À L’ÉCRAN – À l’Opéra National de Finlande, le chorégraphe Javier Torres López propose une nouvelle lecture de Giselle, le grand ballet romantique d’Adolphe Adam, transposé dans l’Italie des années 1950, avec une touche d’emporwerment féminin.
Z’avez d’la chance qu’on vous aime
Tous les mêmes, et y’en a marre ! C’est ce que pourrait s’exclamer la Giselle de Javier Torres López : derrière la romance, ce sont toujours les mêmes mécanismes de séduction et d’abandon qui se rejouent. Ici, l’héroïne n’est plus la jeune villageoise naïve du ballet romantique, mais une femme confrontée à un monde masculin macho mais cheap, qui la désire pour mieux la trahir.

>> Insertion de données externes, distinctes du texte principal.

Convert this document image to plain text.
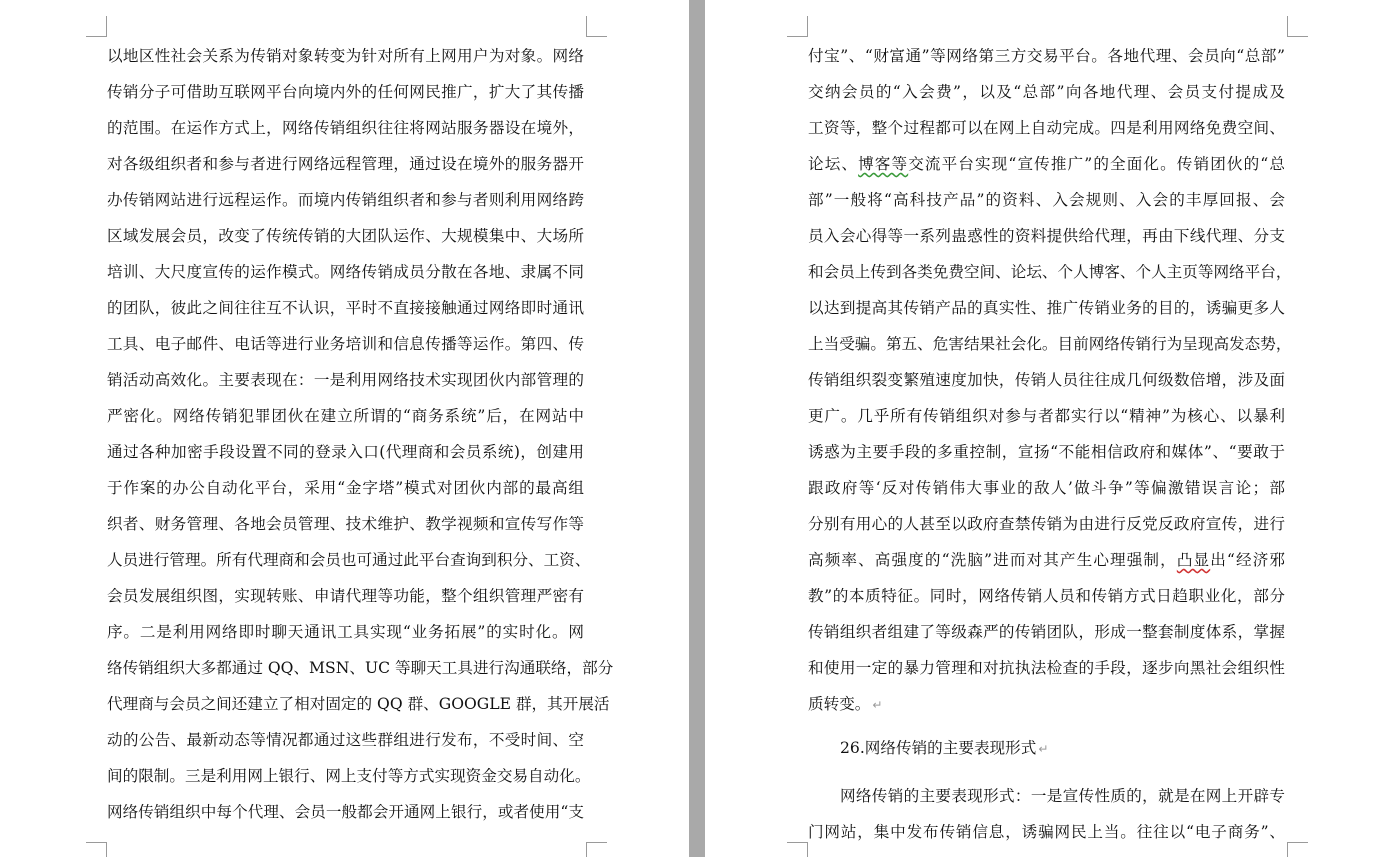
以地区性社会关系为传销对象转变为针对所有上网用户为对象。网络
传销分子可借助互联网平台向境内外的任何网民推广，扩大了其传播
的范围。在运作方式上，网络传销组织往往将网站服务器设在境外，
对各级组织者和参与者进行网络远程管理，通过设在境外的服务器开
办传销网站进行远程运作。而境内传销组织者和参与者则利用网络跨
区域发展会员，改变了传统传销的大团队运作、大规模集中、大场所
培训、大尺度宣传的运作模式。网络传销成员分散在各地、隶属不同
的团队，彼此之间往往互不认识，平时不直接接触通过网络即时通讯
工具、电子邮件、电话等进行业务培训和信息传播等运作。第四、传
销活动高效化。主要表现在：一是利用网络技术实现团伙内部管理的
严密化。网络传销犯罪团伙在建立所谓的“商务系统”后，在网站中
通过各种加密手段设置不同的登录入口(代理商和会员系统)，创建用
于作案的办公自动化平台，采用“金字塔”模式对团伙内部的最高组
织者、财务管理、各地会员管理、技术维护、教学视频和宣传写作等
人员进行管理。所有代理商和会员也可通过此平台查询到积分、工资、
会员发展组织图，实现转账、申请代理等功能，整个组织管理严密有
序。二是利用网络即时聊天通讯工具实现“业务拓展”的实时化。网
络传销组织大多都通过 QQ、MSN、UC 等聊天工具进行沟通联络，部分
代理商与会员之间还建立了相对固定的 QQ 群、GOOGLE 群，其开展活
动的公告、最新动态等情况都通过这些群组进行发布，不受时间、空
间的限制。三是利用网上银行、网上支付等方式实现资金交易自动化。
网络传销组织中每个代理、会员一般都会开通网上银行，或者使用“支
付宝”、“财富通”等网络第三方交易平台。各地代理、会员向“总部”
交纳会员的“入会费”，以及“总部”向各地代理、会员支付提成及
工资等，整个过程都可以在网上自动完成。四是利用网络免费空间、
论坛、博客等交流平台实现“宣传推广”的全面化。传销团伙的“总
部”一般将“高科技产品”的资料、入会规则、入会的丰厚回报、会
员入会心得等一系列蛊惑性的资料提供给代理，再由下线代理、分支
和会员上传到各类免费空间、论坛、个人博客、个人主页等网络平台，
以达到提高其传销产品的真实性、推广传销业务的目的，诱骗更多人
上当受骗。第五、危害结果社会化。目前网络传销行为呈现高发态势，
传销组织裂变繁殖速度加快，传销人员往往成几何级数倍增，涉及面
更广。几乎所有传销组织对参与者都实行以“精神”为核心、以暴利
诱惑为主要手段的多重控制，宣扬“不能相信政府和媒体”、“要敢于
跟政府等‘反对传销伟大事业的敌人’做斗争”等偏激错误言论；部
分别有用心的人甚至以政府查禁传销为由进行反党反政府宣传，进行
高频率、高强度的“洗脑”进而对其产生心理强制，凸显出“经济邪
教”的本质特征。同时，网络传销人员和传销方式日趋职业化，部分
传销组织者组建了等级森严的传销团队，形成一整套制度体系，掌握
和使用一定的暴力管理和对抗执法检查的手段，逐步向黑社会组织性
质转变。 ↵
26.网络传销的主要表现形式 ↵
网络传销的主要表现形式：一是宣传性质的，就是在网上开辟专
门网站，集中发布传销信息，诱骗网民上当。往往以“电子商务”、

Le déplacement vers l’Italie de l’après-guerre n’a rien d’anodin. Dans ce décor renouvelé, la pression sociale, les attentes pesant sur les femmes et la mesquinerie feutrée des relations prennent un relief inédit. Et quand Giselle vacille, cette fois, c’était la dernière : sa folie ne surgit plus comme une simple crise sentimentale, mais comme la colère lucide d’une amoureuse trompée.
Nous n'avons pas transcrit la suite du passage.